Baana listened to her, excited by the obvious favor Asherah had bestowed on them. He went to Abinadab.
He could not repay the loan. The crops that year were average, but he had planned for abundance. Never in the years before Meor-baal and the prophet came to Dor had Abinadab been so unyielding. The moneylender would not grant an extension. Abinadab took away his field. He could live in his house only if he became a slave.

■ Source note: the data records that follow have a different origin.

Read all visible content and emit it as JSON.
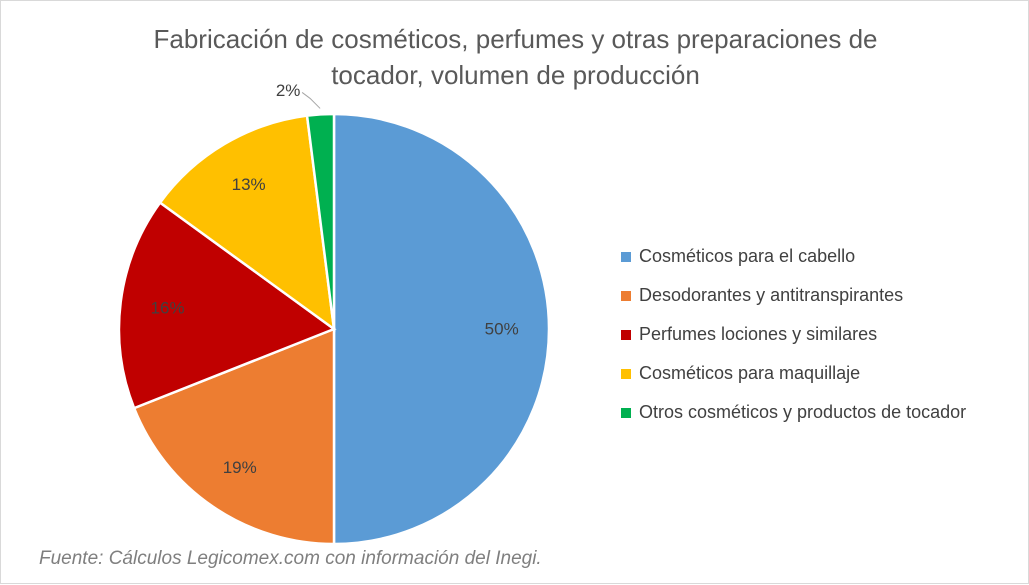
{
  "chart_data": {
    "type": "pie",
    "title_lines": [
      "Fabricación de cosméticos, perfumes y otras preparaciones de",
      "tocador, volumen de producción"
    ],
    "categories": [
      "Cosméticos para el cabello",
      "Desodorantes y antitranspirantes",
      "Perfumes lociones y similares",
      "Cosméticos para maquillaje",
      "Otros cosméticos y productos de tocador"
    ],
    "values": [
      50,
      19,
      16,
      13,
      2
    ],
    "data_labels": [
      "50%",
      "19%",
      "16%",
      "13%",
      "2%"
    ],
    "colors": [
      "#5b9bd5",
      "#ed7d31",
      "#c00000",
      "#ffc000",
      "#00b050"
    ],
    "legend_position": "right",
    "start_angle": "top, clockwise"
  },
  "source_note": "Fuente: Cálculos Legicomex.com con información del Inegi."
}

Through the winter he searched for work, while his wife stayed with Shammah and Shammah’s daughters. To repay his friend he helped him break up the field after the early rains loosened the soil. They planted, and then Baana left. There was no work in Dor, and none in Dothan, and none in Samaria. The slaves brought back from Ahab’s victories worked the fields of their new masters. An Israelite laborer could not compete. In the end, he returned to Abinadab and gave himself as a slave. The Sabbatic Year was but a year away; then all Israelites who had sold themselves into slavery would be freed. He moved back into the home he had been born in, on the land of his fathers, and worked the land of his fathers for Abinadab.
Before the year was gone, the drought came. Baana could claim his freedom only to see himself and his wife starve. He had no choice.

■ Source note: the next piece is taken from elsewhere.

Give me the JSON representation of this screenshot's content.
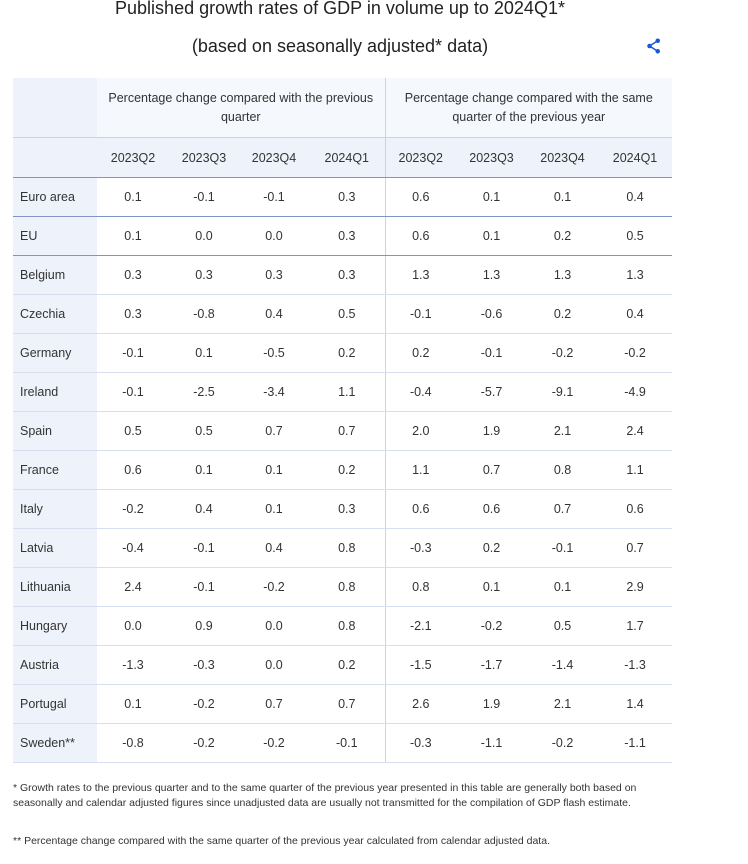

But he went to talk with Abinadab, to beg him to let him serve until the drought ended, and then to claim his freedom. Abinadab received him well, and even called for wine to be served, but he would not yield.

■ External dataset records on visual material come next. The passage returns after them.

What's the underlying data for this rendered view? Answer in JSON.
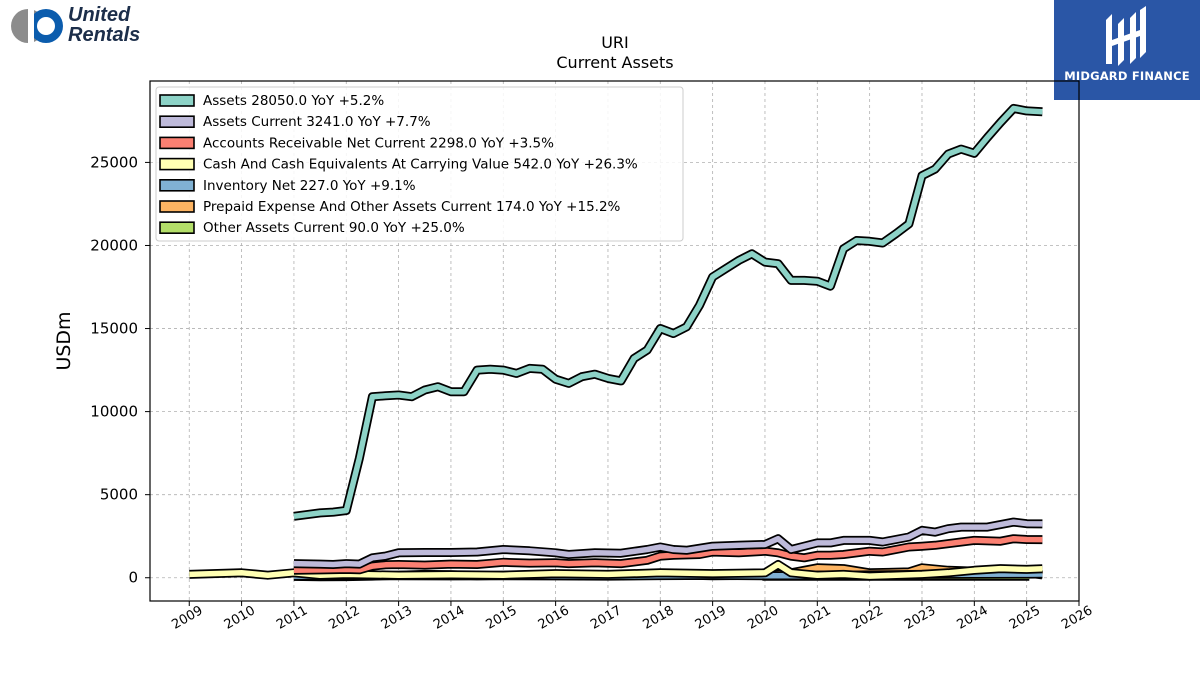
{
  "brand_left": {
    "line1": "United",
    "line2": "Rentals"
  },
  "brand_right": {
    "name": "MIDGARD FINANCE"
  },
  "chart_data": {
    "type": "line",
    "title": "URI",
    "subtitle": "Current  Assets",
    "ylabel": "USDm",
    "xlabel": "",
    "xlim": [
      2008.25,
      2026.0
    ],
    "ylim": [
      -1400,
      29900
    ],
    "x_ticks": [
      "2009",
      "2010",
      "2011",
      "2012",
      "2013",
      "2014",
      "2015",
      "2016",
      "2017",
      "2018",
      "2019",
      "2020",
      "2021",
      "2022",
      "2023",
      "2024",
      "2025",
      "2026"
    ],
    "y_ticks": [
      0,
      5000,
      10000,
      15000,
      20000,
      25000
    ],
    "y_tick_labels": [
      "0",
      "5000",
      "10000",
      "15000",
      "20000",
      "25000"
    ],
    "grid": true,
    "legend_position": "top-left",
    "series": [
      {
        "name": "Assets",
        "legend": "Assets  28050.0 YoY +5.2%",
        "color": "#8dd3c7",
        "points": [
          [
            2011.0,
            3700
          ],
          [
            2011.5,
            3900
          ],
          [
            2011.75,
            3950
          ],
          [
            2012.0,
            4050
          ],
          [
            2012.25,
            7200
          ],
          [
            2012.5,
            10900
          ],
          [
            2012.75,
            10950
          ],
          [
            2013.0,
            11000
          ],
          [
            2013.25,
            10900
          ],
          [
            2013.5,
            11300
          ],
          [
            2013.75,
            11500
          ],
          [
            2014.0,
            11200
          ],
          [
            2014.25,
            11200
          ],
          [
            2014.5,
            12500
          ],
          [
            2014.75,
            12550
          ],
          [
            2015.0,
            12500
          ],
          [
            2015.25,
            12300
          ],
          [
            2015.5,
            12600
          ],
          [
            2015.75,
            12550
          ],
          [
            2016.0,
            11950
          ],
          [
            2016.25,
            11700
          ],
          [
            2016.5,
            12100
          ],
          [
            2016.75,
            12250
          ],
          [
            2017.0,
            12000
          ],
          [
            2017.25,
            11850
          ],
          [
            2017.5,
            13200
          ],
          [
            2017.75,
            13700
          ],
          [
            2018.0,
            15000
          ],
          [
            2018.25,
            14700
          ],
          [
            2018.5,
            15100
          ],
          [
            2018.75,
            16400
          ],
          [
            2019.0,
            18100
          ],
          [
            2019.25,
            18600
          ],
          [
            2019.5,
            19100
          ],
          [
            2019.75,
            19500
          ],
          [
            2020.0,
            19000
          ],
          [
            2020.25,
            18900
          ],
          [
            2020.5,
            17900
          ],
          [
            2020.75,
            17900
          ],
          [
            2021.0,
            17850
          ],
          [
            2021.25,
            17550
          ],
          [
            2021.5,
            19800
          ],
          [
            2021.75,
            20300
          ],
          [
            2022.0,
            20250
          ],
          [
            2022.25,
            20150
          ],
          [
            2022.5,
            20700
          ],
          [
            2022.75,
            21300
          ],
          [
            2023.0,
            24200
          ],
          [
            2023.25,
            24600
          ],
          [
            2023.5,
            25500
          ],
          [
            2023.75,
            25800
          ],
          [
            2024.0,
            25550
          ],
          [
            2024.25,
            26500
          ],
          [
            2024.5,
            27400
          ],
          [
            2024.75,
            28250
          ],
          [
            2025.0,
            28100
          ],
          [
            2025.3,
            28050
          ]
        ]
      },
      {
        "name": "Assets Current",
        "legend": "Assets Current  3241.0 YoY +7.7%",
        "color": "#bebada",
        "points": [
          [
            2011.0,
            850
          ],
          [
            2011.5,
            820
          ],
          [
            2011.75,
            800
          ],
          [
            2012.0,
            850
          ],
          [
            2012.25,
            820
          ],
          [
            2012.5,
            1200
          ],
          [
            2012.75,
            1300
          ],
          [
            2013.0,
            1500
          ],
          [
            2013.5,
            1520
          ],
          [
            2014.0,
            1520
          ],
          [
            2014.5,
            1550
          ],
          [
            2015.0,
            1700
          ],
          [
            2015.5,
            1620
          ],
          [
            2016.0,
            1500
          ],
          [
            2016.25,
            1400
          ],
          [
            2016.75,
            1500
          ],
          [
            2017.25,
            1480
          ],
          [
            2017.75,
            1700
          ],
          [
            2018.0,
            1850
          ],
          [
            2018.25,
            1700
          ],
          [
            2018.5,
            1650
          ],
          [
            2019.0,
            1900
          ],
          [
            2019.5,
            1950
          ],
          [
            2020.0,
            2000
          ],
          [
            2020.25,
            2350
          ],
          [
            2020.5,
            1700
          ],
          [
            2020.75,
            1900
          ],
          [
            2021.0,
            2100
          ],
          [
            2021.25,
            2100
          ],
          [
            2021.5,
            2250
          ],
          [
            2022.0,
            2250
          ],
          [
            2022.25,
            2150
          ],
          [
            2022.75,
            2450
          ],
          [
            2023.0,
            2850
          ],
          [
            2023.25,
            2750
          ],
          [
            2023.5,
            2950
          ],
          [
            2023.75,
            3050
          ],
          [
            2024.25,
            3050
          ],
          [
            2024.5,
            3200
          ],
          [
            2024.75,
            3350
          ],
          [
            2025.0,
            3250
          ],
          [
            2025.3,
            3241
          ]
        ]
      },
      {
        "name": "Accounts Receivable Net Current",
        "legend": "Accounts Receivable Net Current  2298.0 YoY +3.5%",
        "color": "#fb8072",
        "points": [
          [
            2011.0,
            450
          ],
          [
            2011.5,
            470
          ],
          [
            2012.0,
            500
          ],
          [
            2012.25,
            480
          ],
          [
            2012.5,
            700
          ],
          [
            2012.75,
            780
          ],
          [
            2013.0,
            800
          ],
          [
            2013.5,
            760
          ],
          [
            2014.0,
            820
          ],
          [
            2014.5,
            800
          ],
          [
            2015.0,
            930
          ],
          [
            2015.5,
            880
          ],
          [
            2016.0,
            900
          ],
          [
            2016.25,
            850
          ],
          [
            2016.75,
            900
          ],
          [
            2017.25,
            850
          ],
          [
            2017.75,
            1050
          ],
          [
            2018.0,
            1300
          ],
          [
            2018.25,
            1350
          ],
          [
            2018.75,
            1400
          ],
          [
            2019.0,
            1550
          ],
          [
            2019.5,
            1500
          ],
          [
            2020.0,
            1600
          ],
          [
            2020.25,
            1500
          ],
          [
            2020.5,
            1300
          ],
          [
            2020.75,
            1200
          ],
          [
            2021.0,
            1350
          ],
          [
            2021.25,
            1350
          ],
          [
            2021.5,
            1400
          ],
          [
            2022.0,
            1600
          ],
          [
            2022.25,
            1550
          ],
          [
            2022.75,
            1850
          ],
          [
            2023.0,
            1900
          ],
          [
            2023.25,
            1950
          ],
          [
            2023.75,
            2150
          ],
          [
            2024.0,
            2250
          ],
          [
            2024.5,
            2200
          ],
          [
            2024.75,
            2350
          ],
          [
            2025.0,
            2300
          ],
          [
            2025.3,
            2298
          ]
        ]
      },
      {
        "name": "Cash And Cash Equivalents At Carrying Value",
        "legend": "Cash And Cash Equivalents At Carrying Value  542.0 YoY +26.3%",
        "color": "#ffffb3",
        "points": [
          [
            2009.0,
            200
          ],
          [
            2010.0,
            300
          ],
          [
            2010.5,
            150
          ],
          [
            2011.0,
            300
          ],
          [
            2011.5,
            150
          ],
          [
            2012.0,
            200
          ],
          [
            2013.0,
            150
          ],
          [
            2014.0,
            180
          ],
          [
            2015.0,
            150
          ],
          [
            2016.0,
            250
          ],
          [
            2017.0,
            200
          ],
          [
            2018.0,
            300
          ],
          [
            2019.0,
            250
          ],
          [
            2020.0,
            300
          ],
          [
            2020.25,
            800
          ],
          [
            2020.5,
            300
          ],
          [
            2021.0,
            150
          ],
          [
            2021.5,
            200
          ],
          [
            2022.0,
            100
          ],
          [
            2023.0,
            200
          ],
          [
            2023.5,
            300
          ],
          [
            2024.0,
            450
          ],
          [
            2024.5,
            550
          ],
          [
            2025.0,
            500
          ],
          [
            2025.3,
            542
          ]
        ]
      },
      {
        "name": "Inventory Net",
        "legend": "Inventory Net  227.0 YoY +9.1%",
        "color": "#80b1d3",
        "points": [
          [
            2011.0,
            100
          ],
          [
            2012.0,
            110
          ],
          [
            2013.0,
            120
          ],
          [
            2014.0,
            110
          ],
          [
            2015.0,
            120
          ],
          [
            2016.0,
            110
          ],
          [
            2017.0,
            100
          ],
          [
            2018.0,
            130
          ],
          [
            2019.0,
            140
          ],
          [
            2020.0,
            120
          ],
          [
            2021.0,
            130
          ],
          [
            2022.0,
            170
          ],
          [
            2023.0,
            200
          ],
          [
            2024.0,
            210
          ],
          [
            2025.0,
            220
          ],
          [
            2025.3,
            227
          ]
        ]
      },
      {
        "name": "Prepaid Expense And Other Assets Current",
        "legend": "Prepaid Expense And Other Assets Current  174.0 YoY +15.2%",
        "color": "#fdb462",
        "points": [
          [
            2011.0,
            80
          ],
          [
            2011.5,
            60
          ],
          [
            2012.0,
            70
          ],
          [
            2012.5,
            100
          ],
          [
            2013.0,
            150
          ],
          [
            2013.5,
            200
          ],
          [
            2014.0,
            180
          ],
          [
            2014.5,
            120
          ],
          [
            2015.0,
            150
          ],
          [
            2016.0,
            200
          ],
          [
            2017.0,
            150
          ],
          [
            2018.0,
            200
          ],
          [
            2019.0,
            120
          ],
          [
            2020.0,
            150
          ],
          [
            2020.5,
            300
          ],
          [
            2021.0,
            600
          ],
          [
            2021.5,
            550
          ],
          [
            2022.0,
            300
          ],
          [
            2022.75,
            350
          ],
          [
            2023.0,
            600
          ],
          [
            2023.5,
            450
          ],
          [
            2024.0,
            400
          ],
          [
            2024.5,
            350
          ],
          [
            2025.0,
            300
          ],
          [
            2025.3,
            174
          ]
        ]
      },
      {
        "name": "Other Assets Current",
        "legend": "Other Assets Current  90.0 YoY +25.0%",
        "color": "#b3de69",
        "points": [
          [
            2019.95,
            90
          ],
          [
            2025.05,
            90
          ]
        ]
      }
    ]
  }
}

“Baana,” the master said, “Baal’s ways are different from Yahweh’s. Melkart is the God of Power, and he will make Dor a powerful city. But the old ways must go. A new class of landowners must spring up to make best use of the land, powerful enough to make trade agreements, rich enough to finance great undertakings.”
Baana told his master of his experience with Asherah. He told him all of it, and tried to persuade Abinadab that Baal wanted to bless him, too.
Abinadab’s answer surprised Baana, but it made sense in a way that never had occurred to him.
“You are a good man, Baana,” the master said. “Now that I know of the blessing Asherah has promised you, I consider myself doubly fortunate to have you in my service. Could it be that your blessings will come through me?”
The master talked of his dreams, and his need for men who knew that land and the people, men who could supervise. “You will live better in my service, Baana, than you ever could on your small field. If you serve me well, I will set you over other men. Perhaps one day I may even set you over all my fields.” Abinadab embraced him then, and Baana recalled a curious pride at being treated so intimately by such a wealthy and powerful man. He agreed to become a slave for life.
Shammah had been angry. His good friend did not understand. They had argued, and Shammah had accused him of giving up his birthright. But what is freedom? He was free only to starve, to be cast about by the gods of nature who were angry one year and bountiful the next, to borrow money in bad years and repay in good ones. And soon, friend Shammah himself must face the decision. To know that the land he worked was his own, and that it was a legacy to pass to his children, was that sense of freedom worth the suffering required to hold it? Would Shammah choose to be free when faced with the cost of freedom? Baana thought not.
Now, standing alone at the door to the sanctuary, staring up and down the empty street, feeling the painful weight of the slave ring in his earlobe, the decision did not feel as he had thought it would. It was too final. He would work the land of his fathers, but the land would not be his. The grain and wine were Abinadab’s. He was Abinadab’s. His children would be Abinadab’s.
But no matter. The choice had been made. It was done now, and it must be the way of Baal. Perhaps Asherah and Melkart blessed Abinadab more because he worshiped more. Perhaps so.
Baana pulled himself out of his trance and descended the stairs. “Yes,” he whispered aloud, “I shall worship more.” Perhaps one day Asherah would give her reward.